Probably because the two events created equal and opposite bounces --assuming
that either one created a bounce at all."
Posted Aug 31, 2008 at 1:48 AM by Maurice Berger
Pollster David Johnson of Strategic Vision reports that in OH, PA, WI, MI--battleground states central to this election--Obama is under-performing other Democratic candidates in recent cycles. According to the organization's president, Obama, in these states, is "only leading John McCain by 2% to 3% among females where
traditionally there has been a double digit lead for Democrats."
Was McCain's choice of Palin, in part, meant to appeal to these women? Over the past few days, PollTrack has noted a tendency among pundits and journalists to distort the attitudes of many of these voters, treating them as a monolithic bloc of feminists disaffected by Hillary Clinton's loss yet unwilling to vote for a candidate who supports gun rights and rejects abortion rights.
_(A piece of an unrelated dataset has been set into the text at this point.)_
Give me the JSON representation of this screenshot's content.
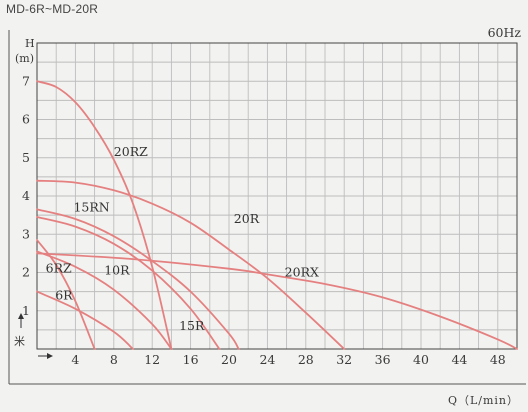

The reality on-the-ground is more complicated. Some--if not many--women in these states were Democratic or independent voters who supported Hillary Clinton. And, yes, some remain disgruntled. But many of these women are also, like Palin, pro-life and pro-gun. Thus, she may well be appealing to these voters, spurring McCain's support among women in these battleground states who continue to be disinclined to vote for the Democratic ticket.
Posted Aug 30, 2008 at 1:14 AM by Maurice Berger
Rasmussen Reports writes this morning that voters' initial response to McCain's running mate, Sarah Palin, is higher than it was to Biden last week. 53% have a more favorable opinion of Palin; 26% less favorable. Biden was viewed positively by only 43% of voters.
Once again, a note of caution: public opinion takes a while to set in. So stay tuned.
Posted Aug 29, 2008 at 3:19 AM by Maurice Berger
Sources within the Republican Party report that McCain has chosen Gov, Sarah Palin of Alaska as his running mate. Palin, a fiscal and social conservative, is a favorite of conservative activists. Pro-Life, she may help McCain solidify his standing with religious conservatives who have been slow to warm to his campaign. The second female candidate of either party to run on a national ticket (Dem. Geraldine Ferraro was the first in 1984), Palin could also help win over female voters, including some of Hillary Clinton's older and more conservative die-hard female supporters. Conversely, the freshly minted governor (she's been in office less than two years), may undercut the McCain campaign's argument that Obama is too inexperienced to lead.
As a result of McCain's selection, PollTrack will now make a series of new calls on Today's Map Today:
Alaska: Moves from "Leaning Republican" to "Safe Republican"
North Dakota: Moves from "Too Close To Call" to "Leaning Republican"
Michigan: Now that McCain has passed over Mitt Romney as his running mate, Michigan may be less in play for the Republicans. With Obama's numbers improving in the state recently, PollTrack moves Michigan from "Too Close To Call" to "Leaning Democratic."